Emmylou Harris' Hot Band, with Crowell providing a substantial amount of original material, was the wellspring of the current generation of rootsy country pickers. Ricky Skaggs was in the group, as was English guitar wizard Albert Lee (who penned Skaggs' hit "Country Boy"). Crowell's affiliation with the band led to a recording contract and albums that were critically applauded, but airplay and sales were meager at best.
That is, until now. Ten years after the release of his first record, Crowell is finally on the charts as a performer as well as a songwriter. He didn't just wake up one morning and find himself in the pages of Billboard, however. Over the years, he learned that to make it in the country music business, you've got to learn to play ball.
"Let me give you a little story," Crowell says from the Nashville office he shares with his wife. "For me, it's always a question of integrity. For the CMAs [Country Music Academy awards] this year, I was nominated for some of their categories--album of the year and the duet with Rosanne. And so they invited me to perform, and they put me in this `new country' group. I went to the rehearsal, and I said, `Oh, yeah, I'll do it.'
"So, I went to the rehearsal, and I did it, and it was real ridiculous. I sang a minute and a half of my record `I Couldn't Leave You If I Tried,' which was okay, except for the way it was presented; the production was real stupid.

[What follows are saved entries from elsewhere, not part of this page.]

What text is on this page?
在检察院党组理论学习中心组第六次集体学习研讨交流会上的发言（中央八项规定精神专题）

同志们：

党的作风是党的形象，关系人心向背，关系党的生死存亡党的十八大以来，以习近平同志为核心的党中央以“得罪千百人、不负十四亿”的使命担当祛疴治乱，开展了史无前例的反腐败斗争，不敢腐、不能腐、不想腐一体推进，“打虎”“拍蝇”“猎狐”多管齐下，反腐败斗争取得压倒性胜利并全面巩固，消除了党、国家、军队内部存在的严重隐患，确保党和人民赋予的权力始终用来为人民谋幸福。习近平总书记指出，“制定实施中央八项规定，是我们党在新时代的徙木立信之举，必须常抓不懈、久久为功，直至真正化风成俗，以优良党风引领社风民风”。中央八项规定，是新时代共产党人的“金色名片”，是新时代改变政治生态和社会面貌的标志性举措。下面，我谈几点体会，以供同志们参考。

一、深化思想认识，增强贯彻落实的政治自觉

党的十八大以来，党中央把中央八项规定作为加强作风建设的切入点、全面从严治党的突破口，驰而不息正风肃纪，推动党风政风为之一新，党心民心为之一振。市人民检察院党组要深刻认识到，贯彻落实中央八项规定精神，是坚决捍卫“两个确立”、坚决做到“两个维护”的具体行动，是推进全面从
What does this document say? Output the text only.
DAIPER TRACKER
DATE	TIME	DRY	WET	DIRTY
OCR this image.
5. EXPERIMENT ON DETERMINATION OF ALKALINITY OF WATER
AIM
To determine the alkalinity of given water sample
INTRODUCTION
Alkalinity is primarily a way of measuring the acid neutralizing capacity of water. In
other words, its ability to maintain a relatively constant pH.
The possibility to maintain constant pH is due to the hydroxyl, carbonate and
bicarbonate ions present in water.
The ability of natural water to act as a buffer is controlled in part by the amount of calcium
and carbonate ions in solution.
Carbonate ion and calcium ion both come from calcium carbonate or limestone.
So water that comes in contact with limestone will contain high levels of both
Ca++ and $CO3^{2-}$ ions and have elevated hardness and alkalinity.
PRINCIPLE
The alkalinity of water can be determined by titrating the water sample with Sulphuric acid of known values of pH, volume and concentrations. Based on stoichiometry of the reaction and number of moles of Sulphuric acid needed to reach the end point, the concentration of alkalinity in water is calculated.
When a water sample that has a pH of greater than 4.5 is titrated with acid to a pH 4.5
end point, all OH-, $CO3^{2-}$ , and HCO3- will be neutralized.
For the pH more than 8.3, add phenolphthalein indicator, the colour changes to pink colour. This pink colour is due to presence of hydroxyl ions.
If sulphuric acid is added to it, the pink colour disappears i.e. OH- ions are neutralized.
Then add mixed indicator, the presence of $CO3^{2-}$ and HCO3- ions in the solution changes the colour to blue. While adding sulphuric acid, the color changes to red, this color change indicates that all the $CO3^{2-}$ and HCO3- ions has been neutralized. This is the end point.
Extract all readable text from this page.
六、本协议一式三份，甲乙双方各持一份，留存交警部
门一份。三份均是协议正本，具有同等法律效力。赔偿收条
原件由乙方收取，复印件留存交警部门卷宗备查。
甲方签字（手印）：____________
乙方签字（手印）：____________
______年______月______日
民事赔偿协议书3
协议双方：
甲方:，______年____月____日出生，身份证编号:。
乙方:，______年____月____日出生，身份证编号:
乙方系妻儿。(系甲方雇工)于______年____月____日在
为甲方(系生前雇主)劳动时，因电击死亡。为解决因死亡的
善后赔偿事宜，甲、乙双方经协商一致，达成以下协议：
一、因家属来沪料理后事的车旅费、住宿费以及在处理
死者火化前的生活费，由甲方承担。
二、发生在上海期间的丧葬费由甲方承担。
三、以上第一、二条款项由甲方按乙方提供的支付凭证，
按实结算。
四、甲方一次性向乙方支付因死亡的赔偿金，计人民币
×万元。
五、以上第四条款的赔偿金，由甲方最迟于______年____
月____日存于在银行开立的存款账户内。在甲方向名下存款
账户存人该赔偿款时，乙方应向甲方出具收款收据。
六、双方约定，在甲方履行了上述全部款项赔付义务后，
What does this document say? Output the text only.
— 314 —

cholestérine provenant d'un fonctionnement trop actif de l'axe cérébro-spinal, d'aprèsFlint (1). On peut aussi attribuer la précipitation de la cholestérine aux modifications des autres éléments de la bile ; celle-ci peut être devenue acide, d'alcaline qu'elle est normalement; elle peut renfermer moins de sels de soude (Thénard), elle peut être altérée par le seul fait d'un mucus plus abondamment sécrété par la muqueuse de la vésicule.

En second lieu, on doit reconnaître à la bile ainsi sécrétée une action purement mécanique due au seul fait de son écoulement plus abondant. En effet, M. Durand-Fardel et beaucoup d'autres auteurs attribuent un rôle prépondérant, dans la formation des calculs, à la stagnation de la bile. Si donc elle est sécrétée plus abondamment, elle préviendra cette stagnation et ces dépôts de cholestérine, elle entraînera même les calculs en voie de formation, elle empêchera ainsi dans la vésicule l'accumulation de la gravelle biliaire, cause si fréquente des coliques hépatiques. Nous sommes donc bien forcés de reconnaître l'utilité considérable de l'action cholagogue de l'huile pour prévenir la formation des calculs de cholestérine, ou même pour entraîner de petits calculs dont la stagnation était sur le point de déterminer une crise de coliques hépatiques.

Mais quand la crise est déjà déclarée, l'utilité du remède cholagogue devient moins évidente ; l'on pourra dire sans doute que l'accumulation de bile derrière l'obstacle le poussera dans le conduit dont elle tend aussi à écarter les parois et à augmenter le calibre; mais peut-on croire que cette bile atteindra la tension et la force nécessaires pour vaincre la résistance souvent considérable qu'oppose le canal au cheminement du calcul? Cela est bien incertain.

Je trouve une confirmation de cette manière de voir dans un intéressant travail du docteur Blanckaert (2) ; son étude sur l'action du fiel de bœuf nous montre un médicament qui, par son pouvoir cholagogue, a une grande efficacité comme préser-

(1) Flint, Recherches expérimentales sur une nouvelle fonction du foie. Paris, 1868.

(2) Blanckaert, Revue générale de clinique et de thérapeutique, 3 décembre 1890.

"But at the end, me and Highway 101 and Kathy Mattea and Foster and Lloyd and Lyle Lovett are supposed to go out and do this song, saying, `We are new, and we are carrying on this old tradition . . . ' and me and Lyle are sitting there and going, `Jeez, what are we doing? Where do we put our foot down?'
"So I asked the producer of the show, `Can I . . . would you mind if I didn't go out for that song on the end?' I said, `Look, maybe I just broke through this year on the Top Ten, but I've been around a long time, and I don't feel right about this. It's really humiliating.' So the guy said, `Okay, we'll just write you out of the show entirely.' And I say, `Oh, shit. Well, uh . . . uh.'
"So me and my manager got together and he said, `Walk on this if you want to,' and I made a decision to go ahead and do it . . . and I really think I made the wrong decision. I don't think Joe Public out there gives a shit one way or another whether we were ridiculous, whether we were really stupid."
That Crowell gets fed up with the crass show biz of Nashville isn't surprising. Born and raised in Texas, Crowell describes his music "as a marriage of real traditional country and early British rock," and he rebels at being categorized.
"To me, 1965 was a real exciting time in music--Dylan was happening, the Lovin' Spoonful with `You Didn't Have to Be So Nice' . . . but by the same token I was tremendously into Merle Haggard and what he was doing with his stuff like `Swinging Doors,' and the Buck Owens stuff," Crowell says. "The real root of my musical tastes formed right there in that 1963 to 1966 period, and where I bought records, on the same rack I would pick up Merle Haggard, Buck Owens, the Beatles and the Rolling Stones--and all along I was into Chuck Berry. It's taken me a while to define it and to try to make all of those influences my own."
Leaving Texas in 1972 to be a songwriter in Nashville was humbling. "That was when it started to be `put up or shut up,' because I was just kind of a `mindgarden' bullshit songwriter, and then I came here and got around a bunch of professionals and got my mind blown and threw everything I'd ever done away and started over."
Almost two decades later, Crowell is still learning about the business--if his experience with the CMAs is any indication.
"The main thing I'm trying to do," he says, "is get people everywhere involved in the music I'm making, you know. There's certain things you've got to do; it's really too bad, but it's true."
Crowell has no illusions about his current success: "The bottom line is that for a while now, that's the keyhole I have to operate in.